Just 15 minutes later, after paying the $20 seven-day entrance fee, we were hiking in Mariposa Grove, the largest concentration of giant sequoias in Yosemite, with names such as Grizzly Giant and the Three Graces. We took the requisite photo in front of the California Tunnel Tree, the base of which was cut in 1895 to allow coaches to pass through it, and a funny shot of a gigantic pine cone the size of Paco’s head.

One breathtaking wilderness experience checked off our list — before 10 a.m., no less — and we felt bolstered for the hourlong drive into Yosemite Valley. We turned off at the Tunnel View for the first of many Ansel Adams moments with Yosemite’s granite peaks and waterfalls. A few minutes more, and we were at the base of the flowing Bridalveil Fall.

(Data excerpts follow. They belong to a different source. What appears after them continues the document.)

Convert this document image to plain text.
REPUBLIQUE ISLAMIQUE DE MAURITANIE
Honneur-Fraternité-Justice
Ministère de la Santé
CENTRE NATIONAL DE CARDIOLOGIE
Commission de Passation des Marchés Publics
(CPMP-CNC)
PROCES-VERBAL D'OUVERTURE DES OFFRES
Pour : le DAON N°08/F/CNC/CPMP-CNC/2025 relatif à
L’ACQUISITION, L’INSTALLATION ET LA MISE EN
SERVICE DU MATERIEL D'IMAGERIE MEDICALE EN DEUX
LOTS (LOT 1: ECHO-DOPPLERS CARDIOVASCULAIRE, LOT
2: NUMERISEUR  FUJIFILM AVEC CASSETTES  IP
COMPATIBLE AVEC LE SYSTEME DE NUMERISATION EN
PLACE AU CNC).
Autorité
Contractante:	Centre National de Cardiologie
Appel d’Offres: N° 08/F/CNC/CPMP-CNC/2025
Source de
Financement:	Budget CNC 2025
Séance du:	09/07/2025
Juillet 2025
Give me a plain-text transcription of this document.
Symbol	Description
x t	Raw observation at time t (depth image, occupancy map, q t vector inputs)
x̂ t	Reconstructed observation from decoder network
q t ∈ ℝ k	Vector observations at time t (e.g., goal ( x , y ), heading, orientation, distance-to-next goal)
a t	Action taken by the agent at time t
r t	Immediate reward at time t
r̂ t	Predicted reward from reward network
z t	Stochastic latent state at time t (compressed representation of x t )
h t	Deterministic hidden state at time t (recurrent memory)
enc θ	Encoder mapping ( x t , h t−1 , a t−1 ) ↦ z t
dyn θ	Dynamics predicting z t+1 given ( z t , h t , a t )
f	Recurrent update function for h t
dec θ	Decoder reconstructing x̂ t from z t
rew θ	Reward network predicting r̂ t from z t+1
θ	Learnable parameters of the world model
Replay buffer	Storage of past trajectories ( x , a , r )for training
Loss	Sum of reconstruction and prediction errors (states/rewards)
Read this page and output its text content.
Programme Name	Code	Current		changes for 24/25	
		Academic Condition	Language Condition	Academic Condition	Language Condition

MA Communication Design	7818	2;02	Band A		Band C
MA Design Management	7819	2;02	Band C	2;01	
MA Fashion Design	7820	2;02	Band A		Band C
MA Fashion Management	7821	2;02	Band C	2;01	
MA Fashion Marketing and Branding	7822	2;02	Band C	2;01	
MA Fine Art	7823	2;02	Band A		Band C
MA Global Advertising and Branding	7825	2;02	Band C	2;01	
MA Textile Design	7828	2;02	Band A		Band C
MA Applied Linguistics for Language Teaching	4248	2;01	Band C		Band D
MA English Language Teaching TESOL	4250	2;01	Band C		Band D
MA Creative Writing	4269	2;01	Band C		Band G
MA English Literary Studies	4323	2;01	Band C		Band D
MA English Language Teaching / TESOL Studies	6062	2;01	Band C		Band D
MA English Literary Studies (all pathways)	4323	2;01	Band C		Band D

Then we motored to the floor of the valley and the Ahwahnee Hotel, built in 1927 as the grande dame of accommodations in Yosemite and boasting incredible views of Yosemite Falls, Half Dome and Glacier Point. Although the standard room rate seemed high ($425 a night), we had been told that an overnight at the hotel and a meal in its dining room, with a 34-foot-tall ceiling and stained glass windows, were imperative. To take full advantage of our first splurge of the trip, we checked in early to drop off our things and rest.

Later, a two-mile sunset hike to Mirror Lake — with the ultimate photo op capturing the changing colors on the park’s granite walls — proved 10 times the experience our mediocre, if fancy, room and overpriced ($125) dinner were. And, of course, the hike was free. Next time, we will choose Yosemite Lodge, where its food court had a perfectly acceptable bowl of chili ($4.35) and a burger ($8.50). We’ll have a cocktail in the Ahwahnee bar instead.

“Greece’s got nothin’ on Cali,” I said, cranking up the Who as we drove out of Yosemite Valley. The varied scenery on the five-hour drive to Big Sur, with the winding mountain road giving way to flat fields, golden rolling hills and, ultimately, the dramatic Oceanside cliffs of California 1, made us appreciate our trip choice.

As did our contrasting accommodations: two nights at the rustically modern Glen Oaks Big Sur, a renovated 1950s motor lodge ($175 a night), which allowed us one blow-out night in splendor at the Post Ranch Inn ($1,185 a night). Despite the sky-high price tag, the Post Ranch Inn was worth every penny. The stunning views and architecture, luxurious Cliff House room, spa massages and meals at the Sierra Mar Restaurant were the best hotel experiences of our lives. Even so, the Glen Oaks proved much more than a budgetary necessity. We relished our two restful nights in our chic and cozy room, as well as the communal exchange around the fire pit.

Others around the fire pit gave us tips about the affordable dinner at the Big Sur Roadhouse ($12.95 an entrée), the don’t-miss sunset cocktail at Bohemian Nepenthe ($10 for a vodka drink), and breakfast at the Norwegian-style Deetjen’s Big Sur Inn, where we ate three days in a row (about $15 per person per breakfast.)

We worked off our drinks and meals on beautiful hikes above the rugged coastline. One such trek, which started on a fire road adjacent to California 1 in Andrew Molera State Park, was particularly rewarding, if gruesomely steep. We were happy not to learn until later that it is sometimes called “the Golden Staircase,” accompanied by tales of hiking terror.


Traveling in our car meant more than getting from one place to another; we also took scenic drives as an activity. The Pebble Beach 17-mile Drive was a highlight ($9.25 toll), where I spent four quarters’ worth of time peering through the spyglass at sea lions on Bird Rock, and my husband marveled at the Pebble Beach golf course where Tiger Woods won the 2000 U.S. Open by 15 strokes.

Although the final stretch — the mostly coastal drive down Highway 1 connecting to the familiar 101 Freeway — delivered us home, we cranked up the music and savored the ride as much as our first glimpse of Half Dome or our last sip of wine at the Post Ranch Inn. We also reveled in our well-balanced budget and trip: about $2,000 for two blow-it-out nights and dinners and about half that for four other fun-filled days.

“Goin’ mobile,” the Who sang. “Keep me moving.”